My latest novel, The Good Officer, which is out tomorrow has more sex in it than any of my previous books. The reason for this (without giving too much away) is that my two heroes, Kaisa and Peter, are estranged and so meet other people – and the obvious happens. While writing the novel, I struck up a conversation with a fellow author, Patsy Trench. I found that Patsy has a lot of experience in this area, so I thought it’d be fun to have her talk about writing sex and love scenes as a guest on my blog.
It’s all around us – in the cinema, on television, in that innocent- looking book you picked up in the charity shop. Honestly, a person doesn’t know where to look. Mostly it’s of the frantic kind: the ripped-off clothes, the heaving bodies, up against the kitchen cabinet, the heavy breathing followed by loud groaning. (Filmmakers are so unimaginative.) I mean, please. Could we not just, as someone once said – I can’t remember who but it sounds like Dorothy Parker – skip from the foreplay to the cigarette?
I’ve written quite a lot of sex, as it happens. My first published book, written under a pseudonym, was for the Black Lace imprint. I submitted my first three chapters as a bit of a joke and was then shocked and faintly horrified when they commissioned me to write the whole book, with the condition I remove some of the sex. (I had thought there had to be some form of consummation on every other page.) But I have never written frantic sex. Frantic sex must be terribly hard to write without it sounding faintly ludicrous – hence, I suppose, the Bad Sex Award.

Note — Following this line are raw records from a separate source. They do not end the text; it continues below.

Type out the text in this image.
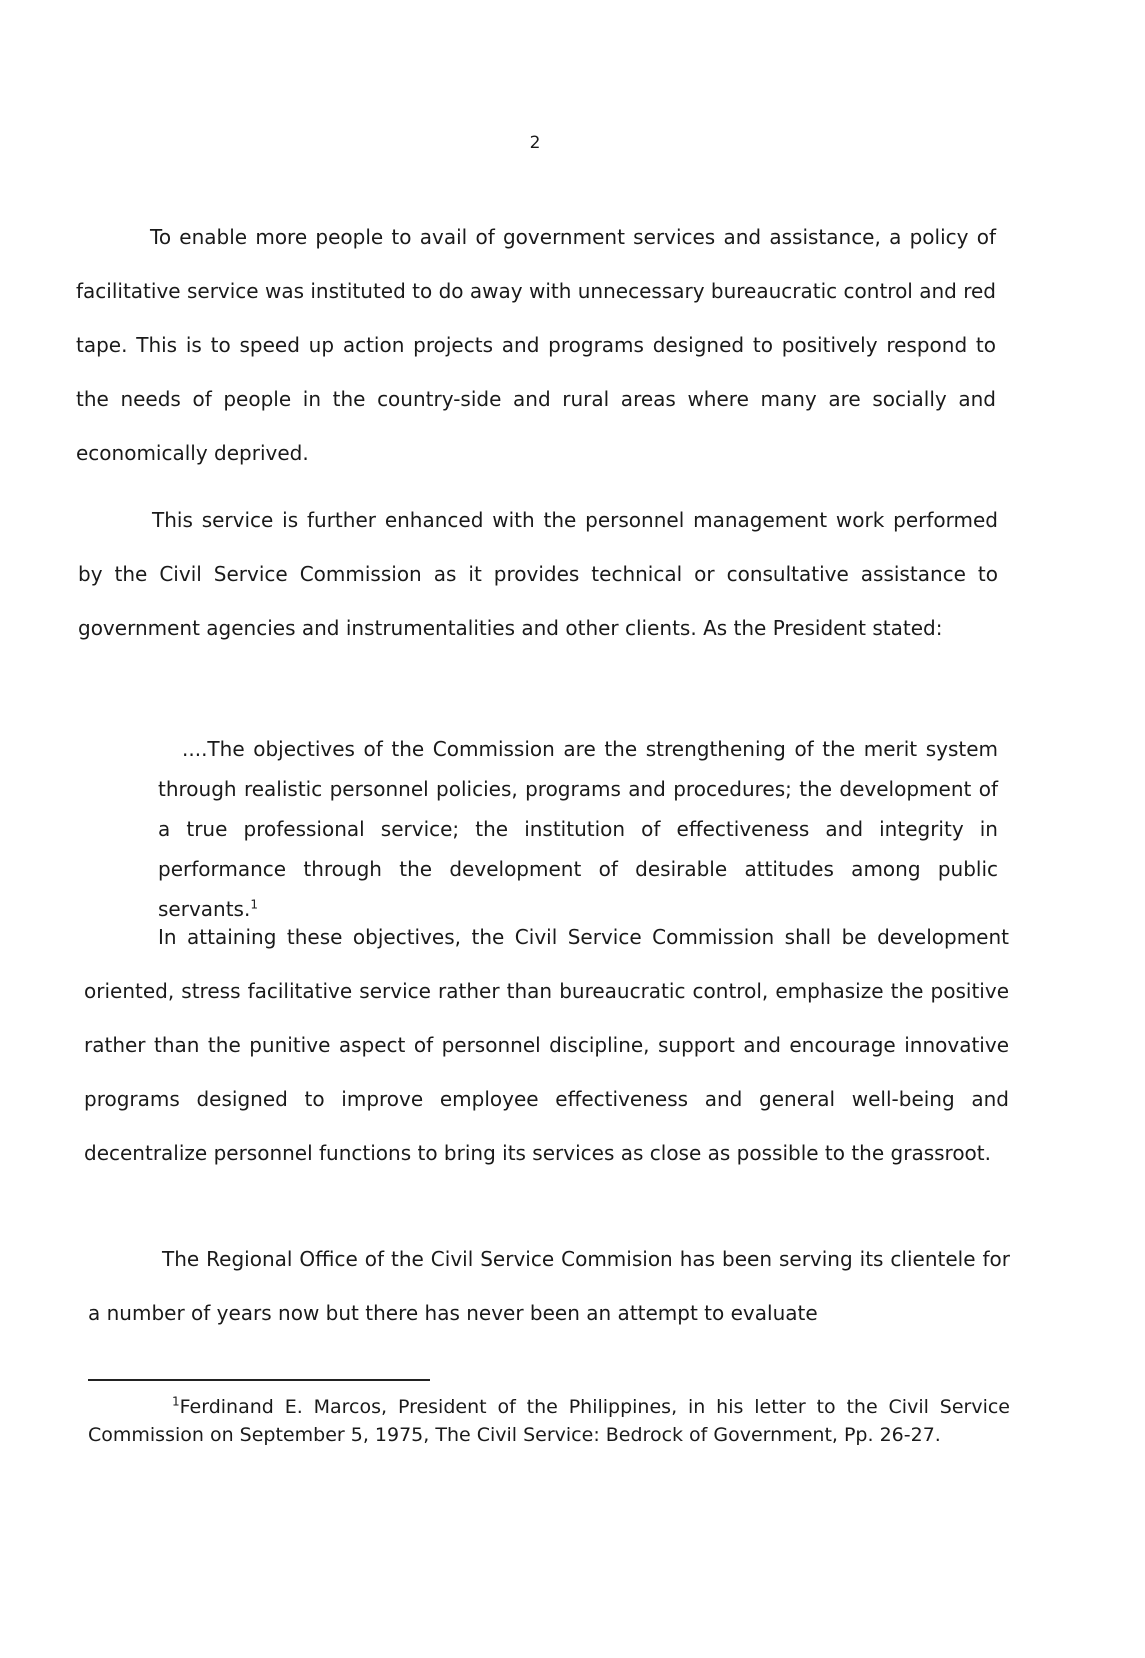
2

To enable more people to avail of government services and assistance, a policy of facilitative service was instituted to do away with unnecessary bureaucratic control and red tape. This is to speed up action projects and programs designed to positively respond to the needs of people in the country-side and rural areas where many are socially and economically deprived.

This service is further enhanced with the personnel management work performed by the Civil Service Commission as it provides technical or consultative assistance to government agencies and instrumentalities and other clients. As the President stated:

....The objectives of the Commission are the strengthening of the merit system through realistic personnel policies, programs and procedures; the development of a true professional service; the institution of effectiveness and integrity in performance through the development of desirable attitudes among public servants.$^1$

In attaining these objectives, the Civil Service Commission shall be development oriented, stress facilitative service rather than bureaucratic control, emphasize the positive rather than the punitive aspect of personnel discipline, support and encourage innovative programs designed to improve employee effectiveness and general well-being and decentralize personnel functions to bring its services as close as possible to the grassroot.

The Regional Office of the Civil Service Commision has been serving its clientele for a number of years now but there has never been an attempt to evaluate

$^1$Ferdinand E. Marcos, President of the Philippines, in his letter to the Civil Service Commission on September 5, 1975, The Civil Service: Bedrock of Government, Pp. 26-27.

My novel The Unlikely Adventures of Claudia Faraday is all about sex, but there is only one graphic sex scene in it. It features a fifty-two year-old respectable mother of three discovering, as a result of an unexpected event, the joys of sex for the first time. It is set in 1920s Home Counties England at a time when Marie Stopes was writing about the clitoris, an organ of which Claudia and many like her had hitherto been unaware. The idea that sex did not necessarily mean lying back and thinking of England, and that it could be enjoyed for its own sake and not just for the purposes of procreation, was quite revolutionary. Newly awakened, Claudia is first shocked and then intrigued and then shocked at finding herself so intrigued by the unusual sexual behaviour that her recently-opened eyes realise is going on all around her.

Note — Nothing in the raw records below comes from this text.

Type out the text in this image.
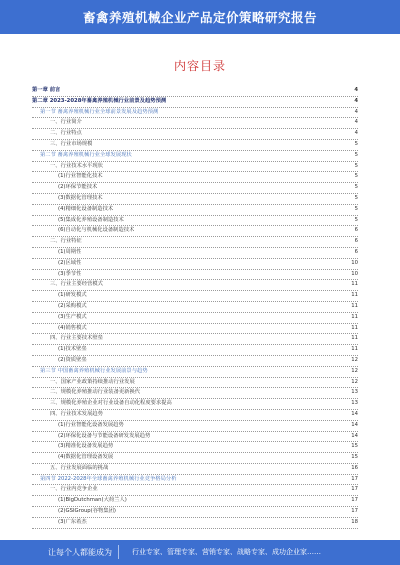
畜禽养殖机械企业产品定价策略研究报告
内容目录
第一章 前言	4
第二章 2023-2028年畜禽养殖机械行业前景及趋势预测	4
第一节 畜禽养殖机械行业全球前景发展及趋势预测	4
一、行业简介	4
二、行业特点	4
三、行业市场规模	5
第二节 畜禽养殖机械行业全球发展现状	5
一、行业技术水平现状	5
(1)行业智能化技术	5
(2)环保节能技术	5
(3)数据化管理技术	5
(4)精细化设备制造技术	5
(5)集成化养殖设备制造技术	5
(6)自动化与机械化设备制造技术	6
二、行业特征	6
(1)周期性	6
(2)区域性	10
(3)季节性	10
三、行业主要经营模式	11
(1)研发模式	11
(2)采购模式	11
(3)生产模式	11
(4)销售模式	11
四、行业主要技术壁垒	11
(1)技术壁垒	11
(2)资质壁垒	12
第三节 中国畜禽养殖机械行业发展前景与趋势	12
一、国家产业政策持续推动行业发展	12
二、规模化养殖推动行业装备更新换代	13
三、规模化养殖企业对行业设备自动化程度要求提高	13
四、行业技术发展趋势	14
(1)行业智能化设备发展趋势	14
(2)环保化设备与节能设备研发发展趋势	14
(3)精准化设备发展趋势	15
(4)数据化管理设备发展	15
五、行业发展面临的挑战	16
第四节 2022-2028年全球畜禽养殖机械行业竞争格局分析	17
一、行业内竞争企业	17
(1)BigDutchman(大荷兰人)	17
(2)GSIGroup(谷物集团)	17
(3)广东希杰	18
让每个人都能成为	行业专家、管理专家、营销专家、战略专家、成功企业家……
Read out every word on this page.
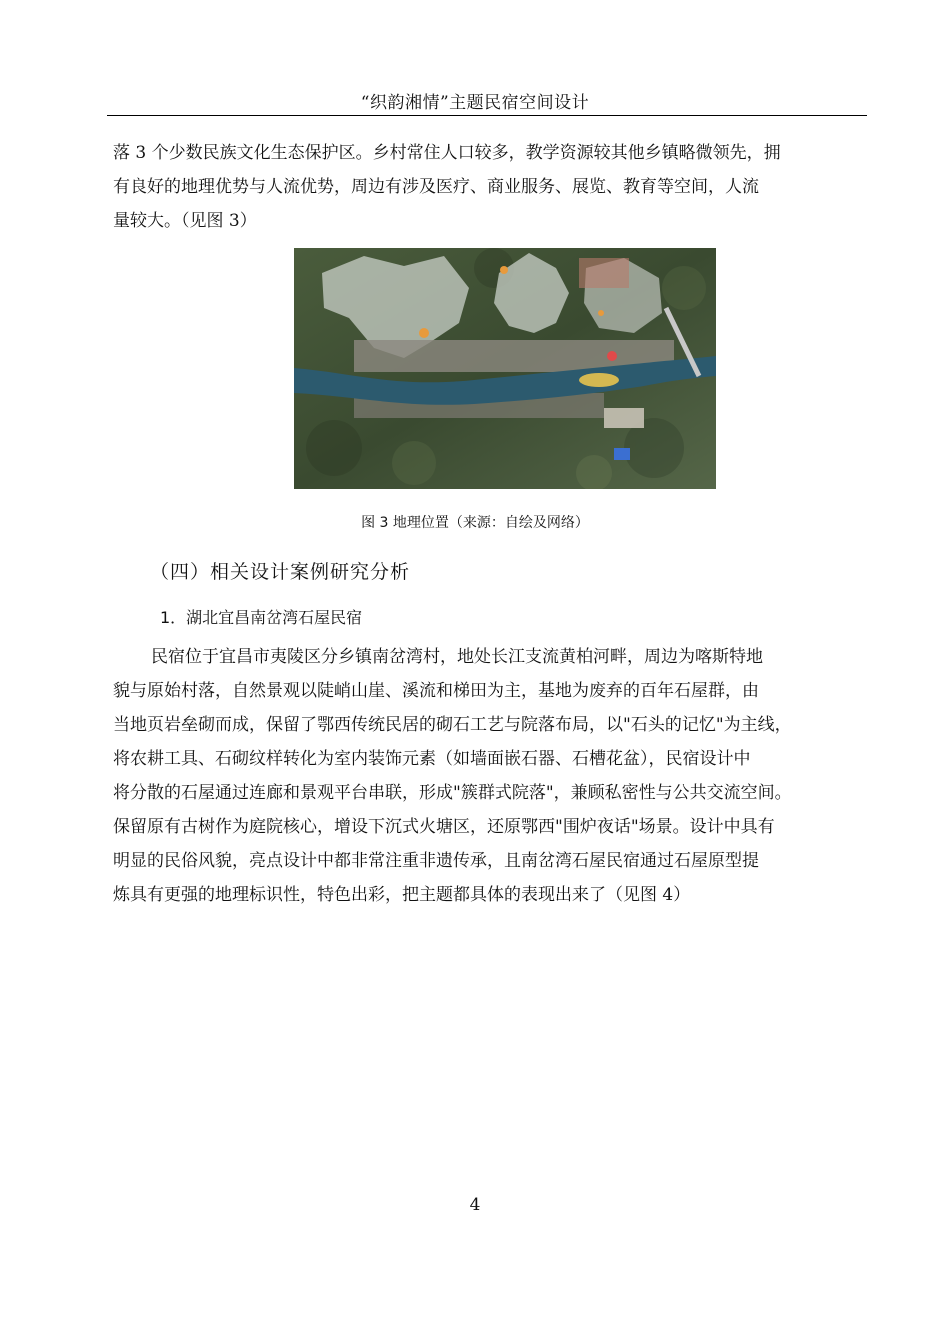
“织韵湘情”主题民宿空间设计
落 3 个少数民族文化生态保护区。乡村常住人口较多，教学资源较其他乡镇略微领先，拥
有良好的地理优势与人流优势，周边有涉及医疗、商业服务、展览、教育等空间，人流
量较大。（见图 3）
图 3 地理位置（来源：自绘及网络）
（四）相关设计案例研究分析
1．湖北宜昌南岔湾石屋民宿
民宿位于宜昌市夷陵区分乡镇南岔湾村，地处长江支流黄柏河畔，周边为喀斯特地
貌与原始村落，自然景观以陡峭山崖、溪流和梯田为主，基地为废弃的百年石屋群，由
当地页岩垒砌而成，保留了鄂西传统民居的砌石工艺与院落布局，以"石头的记忆"为主线，
将农耕工具、石砌纹样转化为室内装饰元素（如墙面嵌石器、石槽花盆），民宿设计中
将分散的石屋通过连廊和景观平台串联，形成"簇群式院落"，兼顾私密性与公共交流空间。
保留原有古树作为庭院核心，增设下沉式火塘区，还原鄂西"围炉夜话"场景。设计中具有
明显的民俗风貌，亮点设计中都非常注重非遗传承，且南岔湾石屋民宿通过石屋原型提
炼具有更强的地理标识性，特色出彩，把主题都具体的表现出来了（见图 4）
4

An early reader of my manuscript said you cannot combine erotica with humour, but I disagree. Anyway sex is not always erotic, it is awkward and embarrassing and tedious and hilarious as often as not, but you don’t often see or read about that side of it. It can also be sexy and titivating and mind-blowing, and a fascinating insight into another person’s psyche, but you don’t read too much about that either. As for sex for the over fifties, well, who’d have thought a woman – and a man too of course – could still be sexually active in her dotage? I haven’t quite reached my dotage yet but I see no reason why a woman should not remain sexually active, given the opportunity of course and some physical capability, her whole life. But would you want to read about it?

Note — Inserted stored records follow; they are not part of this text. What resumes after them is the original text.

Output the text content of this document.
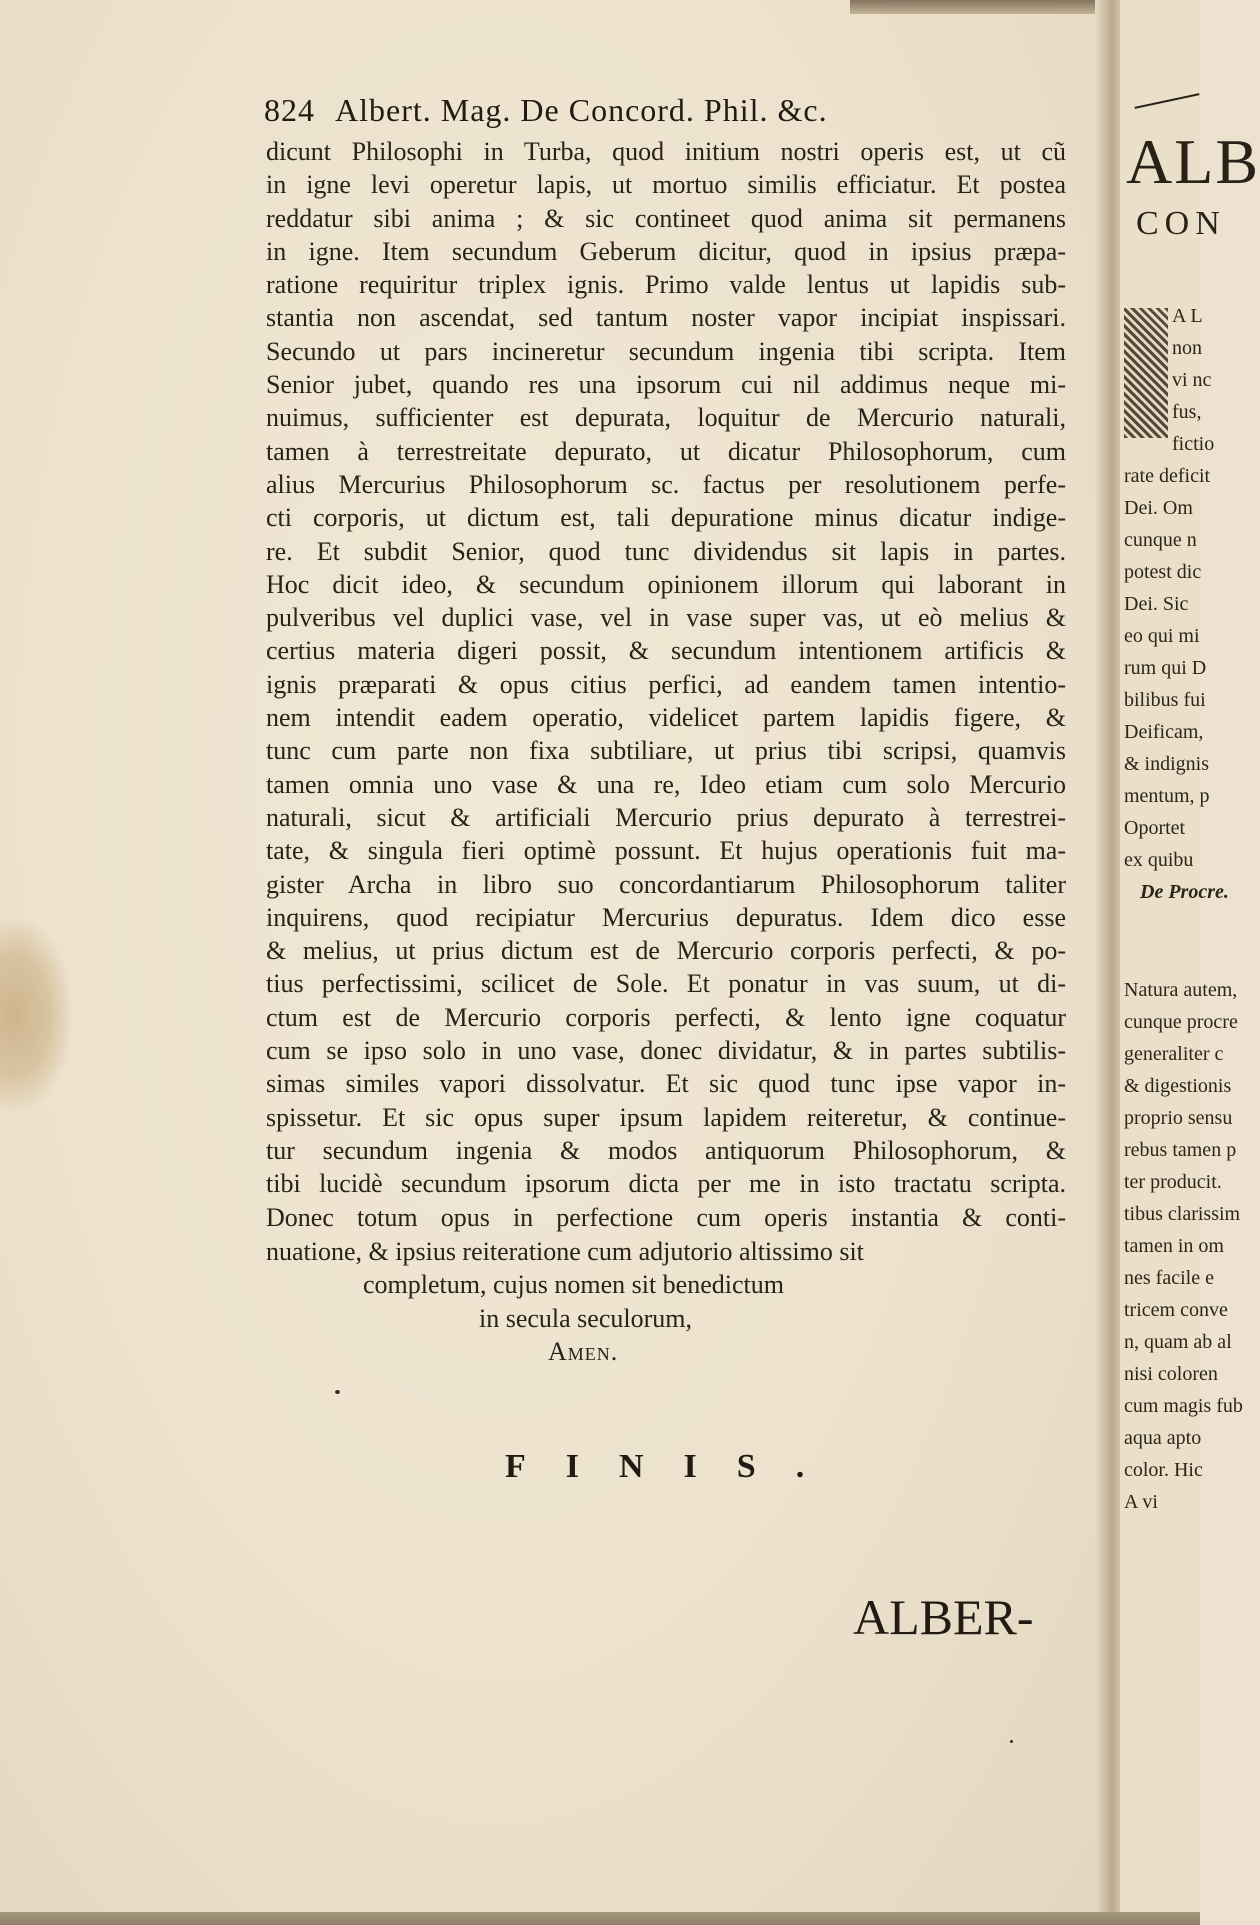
ALB
CON
A L
non
vi nc
fus,
fictio
rate deficit
Dei. Om
cunque n
potest dic
Dei. Sic
eo qui mi
rum qui D
bilibus fui
Deificam,
& indignis
mentum, p
Oportet
ex quibu
De Procre.
Natura autem,
cunque procre
generaliter c
& digestionis
proprio sensu
rebus tamen p
ter producit.
tibus clarissim
tamen in om
nes facile e
tricem conve
n, quam ab al
nisi coloren
cum magis fub
aqua apto
color. Hic
A vi
824 Albert. Mag. De Concord. Phil. &c.
dicunt Philosophi in Turba, quod initium nostri operis est, ut cũ
in igne levi operetur lapis, ut mortuo similis efficiatur. Et postea
reddatur sibi anima ; & sic contineet quod anima sit permanens
in igne. Item secundum Geberum dicitur, quod in ipsius præpa-
ratione requiritur triplex ignis. Primo valde lentus ut lapidis sub-
stantia non ascendat, sed tantum noster vapor incipiat inspissari.
Secundo ut pars incineretur secundum ingenia tibi scripta. Item
Senior jubet, quando res una ipsorum cui nil addimus neque mi-
nuimus, sufficienter est depurata, loquitur de Mercurio naturali,
tamen à terrestreitate depurato, ut dicatur Philosophorum, cum
alius Mercurius Philosophorum sc. factus per resolutionem perfe-
cti corporis, ut dictum est, tali depuratione minus dicatur indige-
re. Et subdit Senior, quod tunc dividendus sit lapis in partes.
Hoc dicit ideo, & secundum opinionem illorum qui laborant in
pulveribus vel duplici vase, vel in vase super vas, ut eò melius &
certius materia digeri possit, & secundum intentionem artificis &
ignis præparati & opus citius perfici, ad eandem tamen intentio-
nem intendit eadem operatio, videlicet partem lapidis figere, &
tunc cum parte non fixa subtiliare, ut prius tibi scripsi, quamvis
tamen omnia uno vase & una re, Ideo etiam cum solo Mercurio
naturali, sicut & artificiali Mercurio prius depurato à terrestrei-
tate, & singula fieri optimè possunt. Et hujus operationis fuit ma-
gister Archa in libro suo concordantiarum Philosophorum taliter
inquirens, quod recipiatur Mercurius depuratus. Idem dico esse
& melius, ut prius dictum est de Mercurio corporis perfecti, & po-
tius perfectissimi, scilicet de Sole. Et ponatur in vas suum, ut di-
ctum est de Mercurio corporis perfecti, & lento igne coquatur
cum se ipso solo in uno vase, donec dividatur, & in partes subtilis-
simas similes vapori dissolvatur. Et sic quod tunc ipse vapor in-
spissetur. Et sic opus super ipsum lapidem reiteretur, & continue-
tur secundum ingenia & modos antiquorum Philosophorum, &
tibi lucidè secundum ipsorum dicta per me in isto tractatu scripta.
Donec totum opus in perfectione cum operis instantia & conti-
nuatione, & ipsius reiteratione cum adjutorio altissimo sit
completum, cujus nomen sit benedictum
in secula seculorum,
Amen.
FINIS.
ALBER-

If writing about sex is challenging, marketing it is even trickier. A recent blog I wrote (on my website) attracted the attention only of escort agencies, dildo manufacturers and guides to brothels in Melbourne. I don’t think they read the blog itself, they just clocked ‘sex’ in the tags. That’s a shame, as there’s a lot of interesting stuff to be written about the subject that isn’t necessarily meant to be erotic, or pornographic (God forbid). It is an important part of people’s lives. It can make or break a marriage. It can, in the case of Claudia, transform her life. For the better of course.
The bottom line is sex attracts interest, yes, but not always the right kind of interest. Sex is almost invariably categorised as either porn or erotica (the latter just a more tasteful version of the former – discuss). Perhaps there’s room for another category though I can’t think what it might be called. ‘Sexual revolution’ sounds like a feminist tract; ‘Sex and the older woman’ could be construed as a manual; ‘Sexual awakening’ is more like it, but perhaps a little too specific?
Any ideas? All serious suggestions gratefully received.
A former actress, a scriptwriter, playscout, lyricist and co-founder of The Children’s Musical Theatre of London, Patsy now lives in London (after a spell in Australia). At the moment she’s spending most of her time writing and researching for book two of her family saga, Making Australia, which features her great great grandfather, pioneer farmer in remote 19th century New South Wales and founder of the stock and station agent Pitt, Son & Badgery.
Patsy also arranges theatre tours for visitors to London, and occasionally teaches and lectures on British theatre. Her hobby is rag rugging.